The Shakespeare algorithm

The study focussed in part on function words, the heavy-lifting but unglamorous class that includes pronouns, articles, and prepositions—“I,” “you,” “the,” “a,” “an,” “on,” “in,” “under.” As Pennebaker has written, there are only about four hundred and fifty of them in English, but they account for fifty-five per cent of the words that we use, the linguistic glue that holds everything together but goes mostly unnoticed. “We can’t hear them,” Pennebaker told me recently. “You and I have now been talking for ten minutes, and you have no idea if I’ve used articles at a high rate or a low rate. I have no idea.” Everyone has a pattern, though, and this is what he and Boyd sought in an array of works by Shakespeare, Theobald, and Fletcher. They also took other habits into account, such as three-word phrases typical to each author; for Shakespeare, these included “my lord your,” “what says thou,” and “as it were.” (“Quality work there, Shakey,” Boyd said.)

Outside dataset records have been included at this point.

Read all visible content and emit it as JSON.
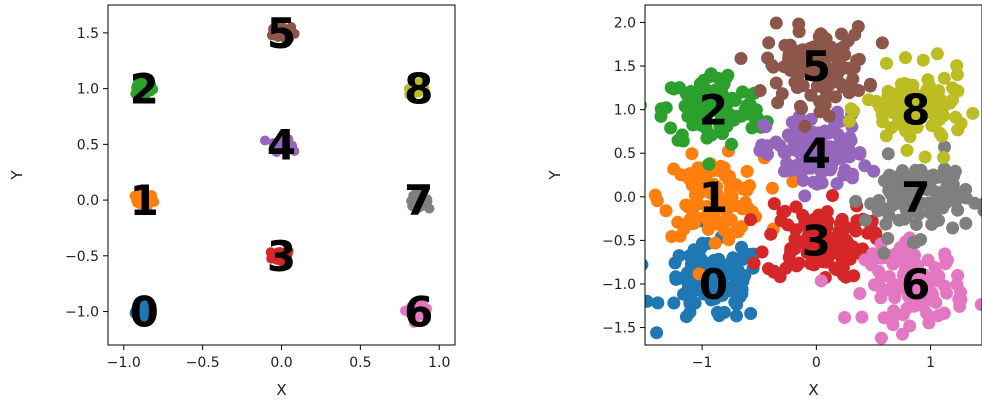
{
  "chart_data": [
    {
      "type": "scatter",
      "xlabel": "X",
      "ylabel": "Y",
      "xlim": [
        -1.1,
        1.1
      ],
      "ylim": [
        -1.3,
        1.75
      ],
      "xticks": [
        -1.0,
        -0.5,
        0.0,
        0.5,
        1.0
      ],
      "yticks": [
        -1.0,
        -0.5,
        0.0,
        0.5,
        1.0,
        1.5
      ],
      "xtick_labels": [
        "−1.0",
        "−0.5",
        "0.0",
        "0.5",
        "1.0"
      ],
      "ytick_labels": [
        "−1.0",
        "−0.5",
        "0.0",
        "0.5",
        "1.0",
        "1.5"
      ],
      "grid": false,
      "spread": 0.03,
      "points_per_cluster": 40,
      "clusters": [
        {
          "label": "0",
          "center": [
            -0.87,
            -1.0
          ],
          "color": "#1f77b4"
        },
        {
          "label": "1",
          "center": [
            -0.87,
            0.0
          ],
          "color": "#ff7f0e"
        },
        {
          "label": "2",
          "center": [
            -0.87,
            1.0
          ],
          "color": "#2ca02c"
        },
        {
          "label": "3",
          "center": [
            0.0,
            -0.5
          ],
          "color": "#d62728"
        },
        {
          "label": "4",
          "center": [
            0.0,
            0.5
          ],
          "color": "#9467bd"
        },
        {
          "label": "5",
          "center": [
            0.0,
            1.5
          ],
          "color": "#8c564b"
        },
        {
          "label": "6",
          "center": [
            0.87,
            -1.0
          ],
          "color": "#e377c2"
        },
        {
          "label": "7",
          "center": [
            0.87,
            0.0
          ],
          "color": "#7f7f7f"
        },
        {
          "label": "8",
          "center": [
            0.87,
            1.0
          ],
          "color": "#bcbd22"
        }
      ]
    },
    {
      "type": "scatter",
      "xlabel": "X",
      "ylabel": "Y",
      "xlim": [
        -1.5,
        1.45
      ],
      "ylim": [
        -1.7,
        2.2
      ],
      "xticks": [
        -1,
        0,
        1
      ],
      "yticks": [
        -1.5,
        -1.0,
        -0.5,
        0.0,
        0.5,
        1.0,
        1.5,
        2.0
      ],
      "xtick_labels": [
        "−1",
        "0",
        "1"
      ],
      "ytick_labels": [
        "−1.5",
        "−1.0",
        "−0.5",
        "0.0",
        "0.5",
        "1.0",
        "1.5",
        "2.0"
      ],
      "grid": false,
      "spread": 0.22,
      "points_per_cluster": 110,
      "clusters": [
        {
          "label": "0",
          "center": [
            -0.9,
            -1.0
          ],
          "color": "#1f77b4"
        },
        {
          "label": "1",
          "center": [
            -0.9,
            0.0
          ],
          "color": "#ff7f0e"
        },
        {
          "label": "2",
          "center": [
            -0.9,
            1.0
          ],
          "color": "#2ca02c"
        },
        {
          "label": "3",
          "center": [
            0.0,
            -0.5
          ],
          "color": "#d62728"
        },
        {
          "label": "4",
          "center": [
            0.0,
            0.5
          ],
          "color": "#9467bd"
        },
        {
          "label": "5",
          "center": [
            0.0,
            1.5
          ],
          "color": "#8c564b"
        },
        {
          "label": "6",
          "center": [
            0.87,
            -1.0
          ],
          "color": "#e377c2"
        },
        {
          "label": "7",
          "center": [
            0.87,
            0.0
          ],
          "color": "#7f7f7f"
        },
        {
          "label": "8",
          "center": [
            0.87,
            1.0
          ],
          "color": "#bcbd22"
        }
      ]
    }
  ]
}
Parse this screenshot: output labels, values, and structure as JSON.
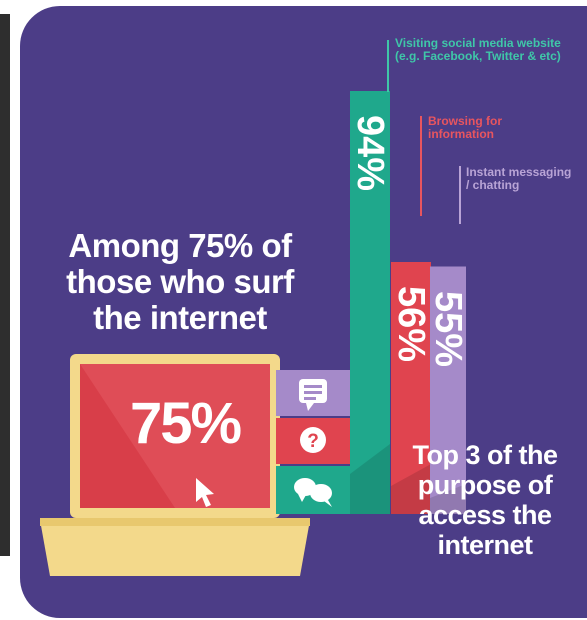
{
  "headline": "Among 75% of those who surf the internet",
  "subheadline": "Top 3 of the purpose of access the internet",
  "laptop_value": "75%",
  "colors": {
    "background": "#4c3d87",
    "social": "#1fa88c",
    "browsing": "#e0444f",
    "messaging": "#a58ac9",
    "laptop_body": "#f3d98b",
    "laptop_screen": "#e0444f"
  },
  "icons": [
    "chat-icon",
    "question-icon",
    "speech-bubbles-icon",
    "cursor-arrow-icon"
  ],
  "chart_data": {
    "type": "bar",
    "title": "",
    "categories": [
      "Visiting social media website (e.g. Facebook, Twitter & etc)",
      "Browsing for information",
      "Instant messaging / chatting"
    ],
    "values": [
      94,
      56,
      55
    ],
    "value_labels": [
      "94%",
      "56%",
      "55%"
    ],
    "ylim": [
      0,
      100
    ]
  }
}
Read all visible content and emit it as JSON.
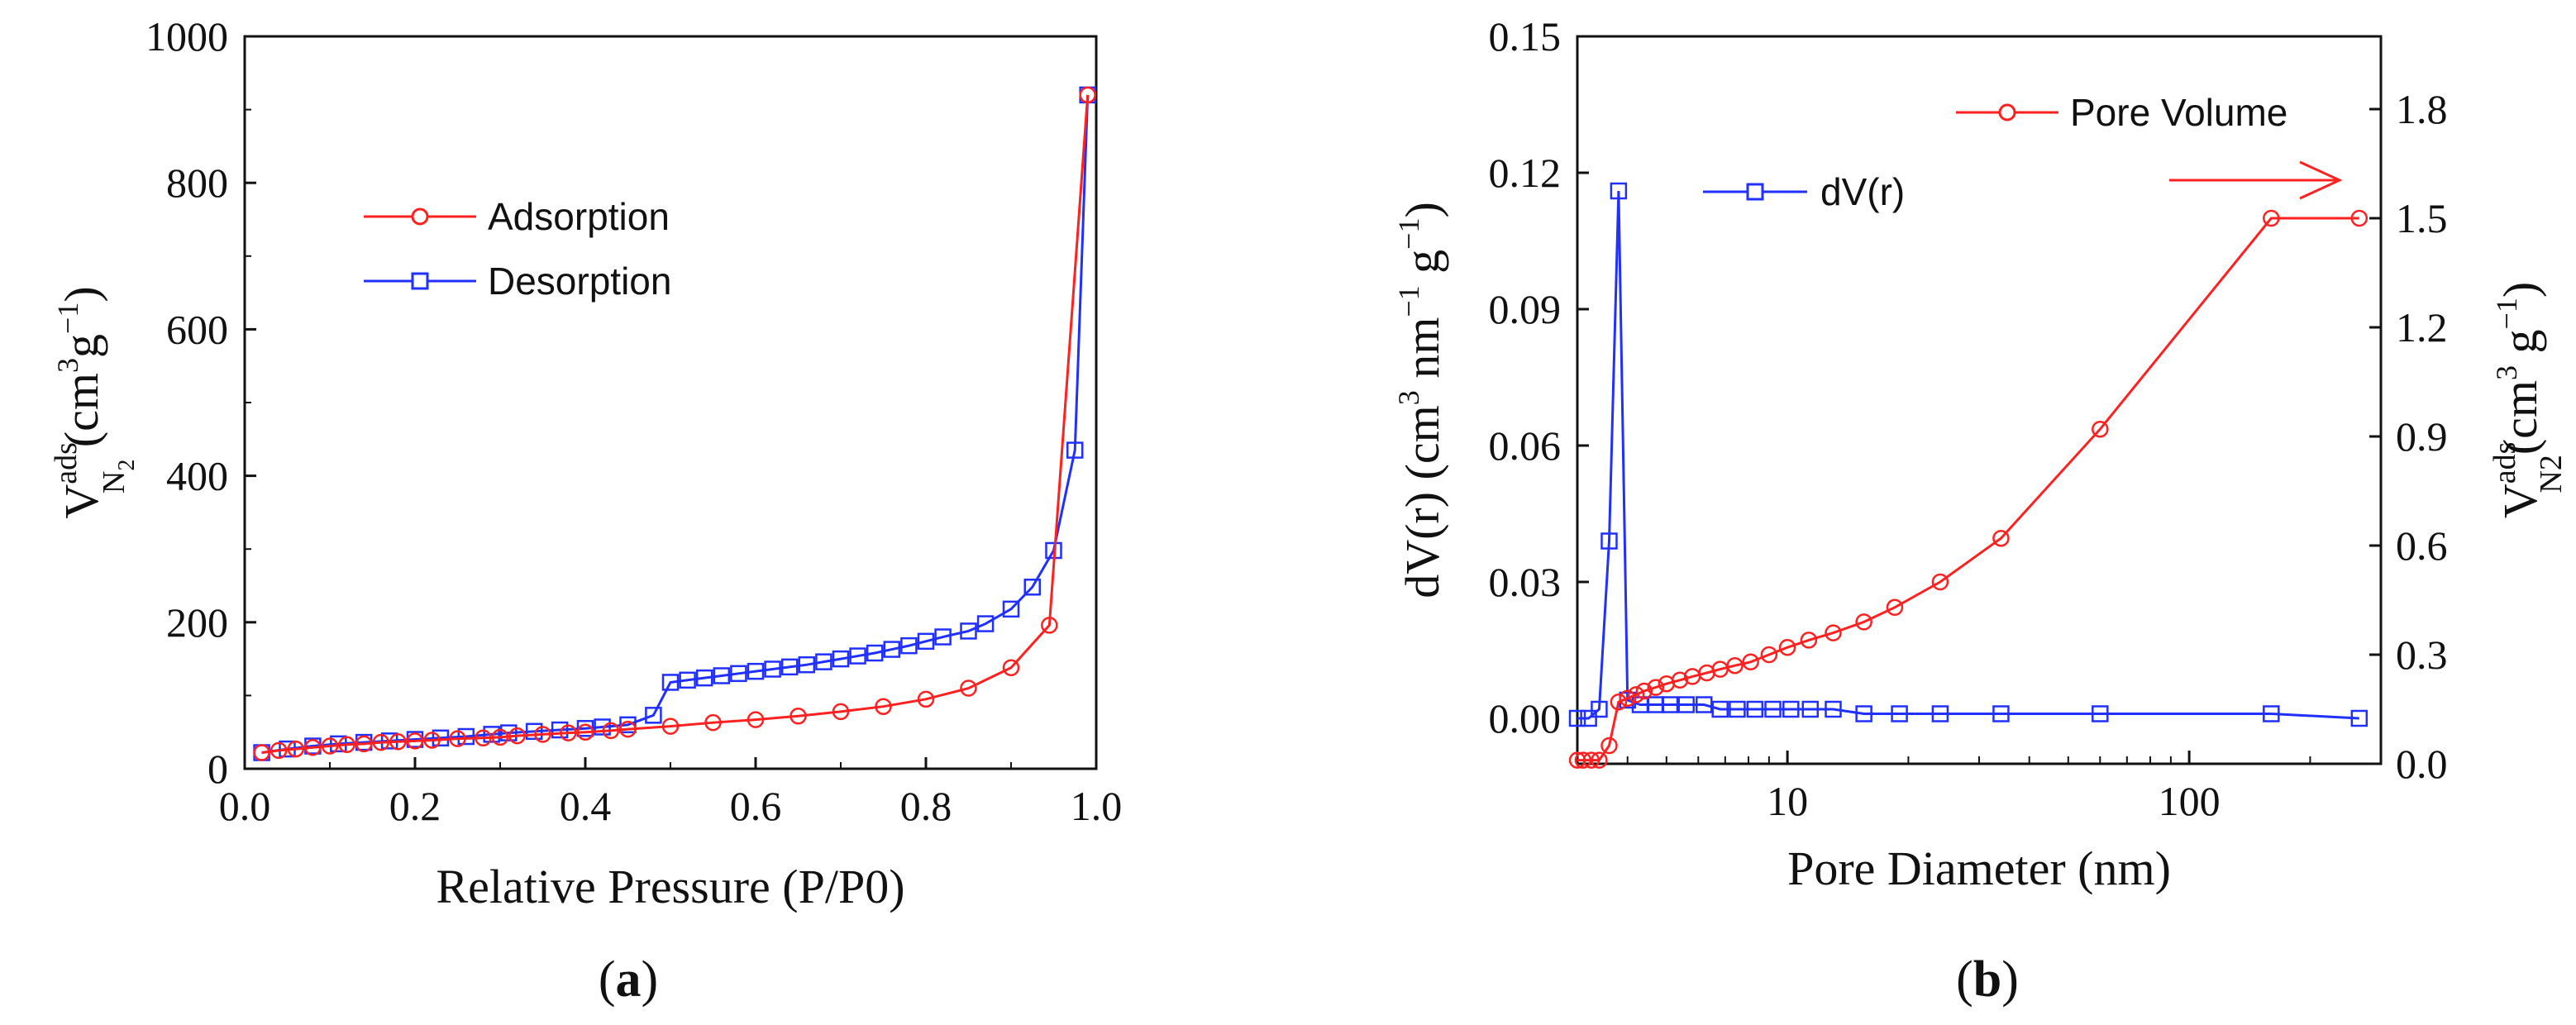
{
  "colors": {
    "adsorption": "#ff2020",
    "desorption": "#2030ff",
    "axis": "#111111"
  },
  "chart_data": [
    {
      "type": "line",
      "panel": "a",
      "panel_label": "(a)",
      "panel_label_parts": {
        "open": "(",
        "letter": "a",
        "close": ")"
      },
      "xlabel": "Relative Pressure (P/P0)",
      "ylabel": {
        "main": "V",
        "sup": "ads",
        "sub": "N",
        "sub2": "2",
        "unit_open": " (cm",
        "unit_sup3": "3",
        "unit_g": "g",
        "unit_sup": "−1",
        "unit_close": ")"
      },
      "xlim": [
        0,
        1.0
      ],
      "ylim": [
        0,
        1000
      ],
      "xticks": [
        "0.0",
        "0.2",
        "0.4",
        "0.6",
        "0.8",
        "1.0"
      ],
      "xtick_values": [
        0,
        0.2,
        0.4,
        0.6,
        0.8,
        1.0
      ],
      "yticks": [
        "0",
        "200",
        "400",
        "600",
        "800",
        "1000"
      ],
      "ytick_values": [
        0,
        200,
        400,
        600,
        800,
        1000
      ],
      "legend": [
        "Adsorption",
        "Desorption"
      ],
      "series": [
        {
          "name": "Adsorption",
          "marker": "circle",
          "x": [
            0.02,
            0.04,
            0.06,
            0.08,
            0.1,
            0.12,
            0.14,
            0.16,
            0.18,
            0.2,
            0.22,
            0.25,
            0.28,
            0.3,
            0.32,
            0.35,
            0.38,
            0.4,
            0.43,
            0.45,
            0.5,
            0.55,
            0.6,
            0.65,
            0.7,
            0.75,
            0.8,
            0.85,
            0.9,
            0.945,
            0.99
          ],
          "y": [
            22,
            25,
            27,
            29,
            31,
            33,
            34,
            36,
            37,
            38,
            39,
            41,
            42,
            43,
            45,
            47,
            49,
            50,
            52,
            54,
            58,
            63,
            67,
            72,
            78,
            85,
            95,
            110,
            138,
            196,
            920
          ]
        },
        {
          "name": "Desorption",
          "marker": "square",
          "x": [
            0.02,
            0.05,
            0.08,
            0.11,
            0.14,
            0.17,
            0.2,
            0.23,
            0.26,
            0.29,
            0.31,
            0.34,
            0.37,
            0.4,
            0.42,
            0.45,
            0.48,
            0.5,
            0.52,
            0.54,
            0.56,
            0.58,
            0.6,
            0.62,
            0.64,
            0.66,
            0.68,
            0.7,
            0.72,
            0.74,
            0.76,
            0.78,
            0.8,
            0.82,
            0.85,
            0.87,
            0.9,
            0.925,
            0.95,
            0.975,
            0.99
          ],
          "y": [
            22,
            27,
            31,
            34,
            36,
            38,
            40,
            42,
            44,
            47,
            49,
            51,
            53,
            55,
            57,
            60,
            73,
            118,
            121,
            124,
            127,
            130,
            133,
            136,
            139,
            142,
            146,
            150,
            154,
            158,
            163,
            168,
            174,
            180,
            188,
            198,
            218,
            248,
            298,
            435,
            920
          ]
        }
      ]
    },
    {
      "type": "line",
      "panel": "b",
      "panel_label": "(b)",
      "panel_label_parts": {
        "open": "(",
        "letter": "b",
        "close": ")"
      },
      "xlabel": "Pore Diameter (nm)",
      "xscale": "log",
      "xlim": [
        3,
        300
      ],
      "xticks": [
        "10",
        "100"
      ],
      "xtick_values": [
        10,
        100
      ],
      "ylabel_left": {
        "pre": "dV(r) (cm",
        "sup3": "3",
        "mid": " nm",
        "sup1": "−1",
        "g": " g",
        "sup2": "−1",
        "close": ")"
      },
      "ylim_left": [
        -0.01,
        0.15
      ],
      "yticks_left": [
        "0.00",
        "0.03",
        "0.06",
        "0.09",
        "0.12",
        "0.15"
      ],
      "ytick_values_left": [
        0.0,
        0.03,
        0.06,
        0.09,
        0.12,
        0.15
      ],
      "ylabel_right": {
        "main": "V",
        "sup": "ads",
        "sub": "N2",
        "unit": "(cm",
        "unit_sup3": "3",
        "unit_g": " g",
        "unit_sup": "−1",
        "unit_close": ")"
      },
      "ylim_right": [
        0,
        2.0
      ],
      "yticks_right": [
        "0.0",
        "0.3",
        "0.6",
        "0.9",
        "1.2",
        "1.5",
        "1.8"
      ],
      "ytick_values_right": [
        0.0,
        0.3,
        0.6,
        0.9,
        1.2,
        1.5,
        1.8
      ],
      "legend": [
        "Pore Volume",
        "dV(r)"
      ],
      "series": [
        {
          "name": "dV(r)",
          "axis": "left",
          "marker": "square",
          "x": [
            3.0,
            3.2,
            3.4,
            3.6,
            3.8,
            4.0,
            4.3,
            4.7,
            5.1,
            5.6,
            6.2,
            6.8,
            7.5,
            8.3,
            9.2,
            10.2,
            11.4,
            13.0,
            15.5,
            19,
            24,
            34,
            60,
            160,
            265
          ],
          "y": [
            0.0,
            0.0,
            0.002,
            0.039,
            0.116,
            0.004,
            0.003,
            0.003,
            0.003,
            0.003,
            0.003,
            0.002,
            0.002,
            0.002,
            0.002,
            0.002,
            0.002,
            0.002,
            0.001,
            0.001,
            0.001,
            0.001,
            0.001,
            0.001,
            0.0
          ]
        },
        {
          "name": "Pore Volume",
          "axis": "right",
          "marker": "circle",
          "x": [
            3.0,
            3.1,
            3.25,
            3.4,
            3.6,
            3.8,
            4.0,
            4.2,
            4.4,
            4.7,
            5.0,
            5.4,
            5.8,
            6.3,
            6.8,
            7.4,
            8.1,
            9.0,
            10.0,
            11.3,
            13.0,
            15.5,
            18.5,
            24,
            34,
            60,
            160,
            265
          ],
          "y": [
            0.01,
            0.01,
            0.01,
            0.01,
            0.05,
            0.17,
            0.18,
            0.19,
            0.2,
            0.21,
            0.22,
            0.23,
            0.24,
            0.25,
            0.26,
            0.27,
            0.28,
            0.3,
            0.32,
            0.34,
            0.36,
            0.39,
            0.43,
            0.5,
            0.62,
            0.92,
            1.5,
            1.5
          ]
        }
      ]
    }
  ]
}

Generally speaking, the results of the “Double Falsehood” analysis indicate that the voices of Shakespeare and Fletcher predominate, and that Theobald’s is minimally present. It might be objected that, if Theobald had set out to imitate Shakespeare, he would surely have aped his language. But function-word usage is very hard to mimic, Boyd and Pennebaker told me. As with other linguistic tics, a writer’s own propensities will more than likely bleed through. “The Cuckoo’s Calling,” a detective novel, could only have been written by the fantasy author J. K. Rowling; Federalist No. 49, although published under a pseudonym, could only have been written by James Madison. Indeed, as Maria Konnikova reported in March, function-word patterns and other metrics may be able to establish not only an author’s voice but also her disposition and mood. Pennebaker has already produced rough tools that scan people’s tweets for signs of depression and anxiety. The “Double Falsehood” study purported to shed similar light on the Bard’s psychology, noting, for example, that his “relatively dynamic writing style and relatively high use of social content words” suggested someone who was “socially focused and interested in climbing higher on the social ladder.”